The story begins with the author attempting to find the case files in the labyrinthine corridors of the Mexican judicial system in Mexico City, but to no avail. From then on, the writer begins to recount her sister’s life through letters, scribbles, photographs, notes, and many mementoes left by Liliana in boxes found at her apartment.
“Liliana wrote assiduously until the last day of her life. Long, planned letters or scribbled notes in the margins of her lecture notes. Poems transcribed cleanly and carefully, over and over again. Song lyrics. The last time she picked up her purple-ink ballpoint pen was on July 15, 1990, at 10.30am. Eighteen hours later, according to her death certificate, Liliana stopped breathing,” explains her sister.
The book includes testimonies of many of Liliana’s friends from school and university, as well as moving accounts by her parents, who learnt of her daughter’s death after arriving from a long European holiday trip. Chapter by chapter Liliana takes shape; her voice regains the agency taken from her.
What makes this book so powerful and hard to put down is Cristina Rivera Garza’s masterful use of language, her poise and humanity in telling such harrowing story, and her ability to reveal poignant aspects of her sister’s life, such as her generosity of spirit, her strong loyalty to friends, family and neighbours, and her irrepressible quest for personal freedom.

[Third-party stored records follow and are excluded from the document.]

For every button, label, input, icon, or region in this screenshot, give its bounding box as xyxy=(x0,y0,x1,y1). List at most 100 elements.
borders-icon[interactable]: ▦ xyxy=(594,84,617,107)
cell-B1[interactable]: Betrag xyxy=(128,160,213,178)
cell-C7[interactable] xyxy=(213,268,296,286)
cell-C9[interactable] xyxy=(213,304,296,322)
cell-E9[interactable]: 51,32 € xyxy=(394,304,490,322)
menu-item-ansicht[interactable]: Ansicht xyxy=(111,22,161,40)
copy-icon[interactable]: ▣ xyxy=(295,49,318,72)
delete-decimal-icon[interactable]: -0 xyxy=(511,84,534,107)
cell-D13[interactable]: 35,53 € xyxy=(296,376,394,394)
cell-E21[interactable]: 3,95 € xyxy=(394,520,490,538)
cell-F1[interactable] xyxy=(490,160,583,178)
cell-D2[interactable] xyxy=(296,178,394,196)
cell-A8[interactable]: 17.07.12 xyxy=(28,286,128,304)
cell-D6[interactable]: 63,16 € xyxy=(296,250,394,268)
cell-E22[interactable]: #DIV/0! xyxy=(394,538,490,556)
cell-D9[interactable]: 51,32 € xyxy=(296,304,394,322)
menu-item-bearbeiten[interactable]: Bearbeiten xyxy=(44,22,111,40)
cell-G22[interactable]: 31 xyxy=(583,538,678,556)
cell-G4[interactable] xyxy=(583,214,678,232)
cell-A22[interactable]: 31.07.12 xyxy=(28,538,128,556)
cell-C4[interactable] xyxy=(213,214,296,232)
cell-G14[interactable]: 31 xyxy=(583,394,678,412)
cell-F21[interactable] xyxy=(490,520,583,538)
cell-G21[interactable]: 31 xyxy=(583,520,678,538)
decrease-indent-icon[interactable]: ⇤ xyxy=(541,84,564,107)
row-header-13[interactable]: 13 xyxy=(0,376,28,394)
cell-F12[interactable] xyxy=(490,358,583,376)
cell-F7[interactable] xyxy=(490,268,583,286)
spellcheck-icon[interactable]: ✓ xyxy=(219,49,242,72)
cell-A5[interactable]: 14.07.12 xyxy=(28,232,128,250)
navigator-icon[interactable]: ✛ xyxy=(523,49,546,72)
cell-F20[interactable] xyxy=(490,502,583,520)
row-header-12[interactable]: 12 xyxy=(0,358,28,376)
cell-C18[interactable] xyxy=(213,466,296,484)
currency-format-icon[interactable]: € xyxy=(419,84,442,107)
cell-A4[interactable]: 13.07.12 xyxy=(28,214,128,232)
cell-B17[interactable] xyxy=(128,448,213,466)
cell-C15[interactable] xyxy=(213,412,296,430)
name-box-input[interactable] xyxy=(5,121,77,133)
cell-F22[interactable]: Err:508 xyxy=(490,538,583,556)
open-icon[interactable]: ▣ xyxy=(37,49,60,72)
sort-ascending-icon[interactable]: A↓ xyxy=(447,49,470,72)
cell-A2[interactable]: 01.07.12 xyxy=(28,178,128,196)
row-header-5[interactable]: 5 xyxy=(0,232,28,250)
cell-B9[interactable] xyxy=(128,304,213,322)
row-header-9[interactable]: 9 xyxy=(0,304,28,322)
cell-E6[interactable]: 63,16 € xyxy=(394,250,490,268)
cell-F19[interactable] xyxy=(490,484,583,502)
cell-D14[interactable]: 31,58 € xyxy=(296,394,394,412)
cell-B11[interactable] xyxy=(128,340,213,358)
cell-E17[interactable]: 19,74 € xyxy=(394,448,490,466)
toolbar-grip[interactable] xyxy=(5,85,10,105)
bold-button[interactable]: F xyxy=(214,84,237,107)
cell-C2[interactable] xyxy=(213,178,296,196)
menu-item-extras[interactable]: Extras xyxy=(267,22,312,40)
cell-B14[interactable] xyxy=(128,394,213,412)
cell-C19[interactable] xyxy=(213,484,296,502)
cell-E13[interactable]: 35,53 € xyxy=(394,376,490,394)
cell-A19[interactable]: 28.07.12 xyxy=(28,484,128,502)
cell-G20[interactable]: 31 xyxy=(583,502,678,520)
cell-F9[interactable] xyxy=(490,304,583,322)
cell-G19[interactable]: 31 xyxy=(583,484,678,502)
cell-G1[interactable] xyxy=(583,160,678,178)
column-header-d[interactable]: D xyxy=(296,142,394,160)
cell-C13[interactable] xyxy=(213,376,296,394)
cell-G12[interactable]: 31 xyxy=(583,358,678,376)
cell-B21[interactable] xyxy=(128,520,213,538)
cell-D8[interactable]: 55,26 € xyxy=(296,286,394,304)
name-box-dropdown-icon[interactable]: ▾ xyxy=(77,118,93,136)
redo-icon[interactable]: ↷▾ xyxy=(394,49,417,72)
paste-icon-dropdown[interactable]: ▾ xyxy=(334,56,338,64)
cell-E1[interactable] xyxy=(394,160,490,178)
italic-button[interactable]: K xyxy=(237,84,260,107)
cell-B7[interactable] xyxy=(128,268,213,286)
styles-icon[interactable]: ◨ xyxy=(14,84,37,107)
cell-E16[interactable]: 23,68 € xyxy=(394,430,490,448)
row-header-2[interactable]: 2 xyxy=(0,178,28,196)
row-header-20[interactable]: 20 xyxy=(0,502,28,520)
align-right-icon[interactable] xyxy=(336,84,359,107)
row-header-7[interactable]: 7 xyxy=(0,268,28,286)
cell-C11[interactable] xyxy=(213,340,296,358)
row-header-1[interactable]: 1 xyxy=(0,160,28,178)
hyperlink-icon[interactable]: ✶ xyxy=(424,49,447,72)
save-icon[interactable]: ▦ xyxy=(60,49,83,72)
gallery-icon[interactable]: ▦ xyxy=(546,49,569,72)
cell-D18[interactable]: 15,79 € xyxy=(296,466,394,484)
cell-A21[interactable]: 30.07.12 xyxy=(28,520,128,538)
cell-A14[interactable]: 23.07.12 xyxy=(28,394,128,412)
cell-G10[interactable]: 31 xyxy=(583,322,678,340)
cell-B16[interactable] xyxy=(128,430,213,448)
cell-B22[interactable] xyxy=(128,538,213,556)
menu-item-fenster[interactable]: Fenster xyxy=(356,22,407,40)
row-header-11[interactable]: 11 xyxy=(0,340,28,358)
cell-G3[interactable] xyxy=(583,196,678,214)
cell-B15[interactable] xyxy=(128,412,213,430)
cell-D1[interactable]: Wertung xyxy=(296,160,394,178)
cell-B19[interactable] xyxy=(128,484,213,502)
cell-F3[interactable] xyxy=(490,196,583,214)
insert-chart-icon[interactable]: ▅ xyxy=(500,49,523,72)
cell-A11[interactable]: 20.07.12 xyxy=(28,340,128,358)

It is also an honest book about femicides and toxic patriarchy in Mexico and how the state fails thousands of women every year by turning a blind eye to a growing problem affecting not only that country in Central America but the whole region.
The title comes from a line by Albert Camus that Liliana wrote in her notebooks: “In the midst of winter, I found there was, within me, an invincible summer.” Liliana desperately tried to break away from her possessive ex-partner. She finally felt free that summer of 1990, unaware that fatal danger lurked in the shadows. This compelling book seeks justice in the case, illuminating the life and lasting influence of a young woman that now reverberates in Mexico and beyond. A must-read.
Ambassador of Nowhere: A Latin American Pilgrimage (Seren, £14.99) was written by Welsh poet, novelist and translator Richard Gwyn after his journey through Latin America in search of poems for his major anthology The Other Tiger: Recent Poetry from Latin America.
Gwyn shares his adventures in Nicaragua, Argentina, Uruguay, Mexico, Colombia, and Chile, and via many fascinating anecdotes and personal experiences ends his journey in his family village of Crickhowell, South Wales.
“At the age of nineteen, living in a student house in east London, I hung a map on my bedroom wall. Believing that I enjoyed a special connection or allegiance to Latin America, the map enabled me to practise a variety of sympathetic magic, whereby knowledge of the thing depicted might become reality through a process of imagination.”
So begins this wondrous book of discoveries. It takes the reader from the streets of Granada in Nicaragua to the populous Argentine cities of Buenos Aires and Rosario, to the vast landscapes of Patagonia, before travelling, among other places, to Bogota and Cartagena in Colombia and the sleepy village of Saltillo, where the author met the endearing poet Julian Herbert.
As Gwyn travels to find new poets for his anthology, he explores the history and current issues in those countries, including insights into the guerilla war in Colombia, the violence in Mexico, and the political crisis in Nicaragua. He also reflects on significant literary works from the region, including those of Gabriel Garcia Marquez, Jorge Luis Borges, Juan Rulfo, and Roberto Bolano, as well as the act of translation, seen as a literary act, but also as a social and cultural process.
And throughout Gwyn reveals personal ghosts and a family loss that will bring the book to a close, emphasising all that is still unknown.
The poet highlights this at the end of his journey: “Perhaps, after all, the best way to tell a story is as though we didn’t understand it, just as being unknown to ourselves may sometimes be the best way to live.”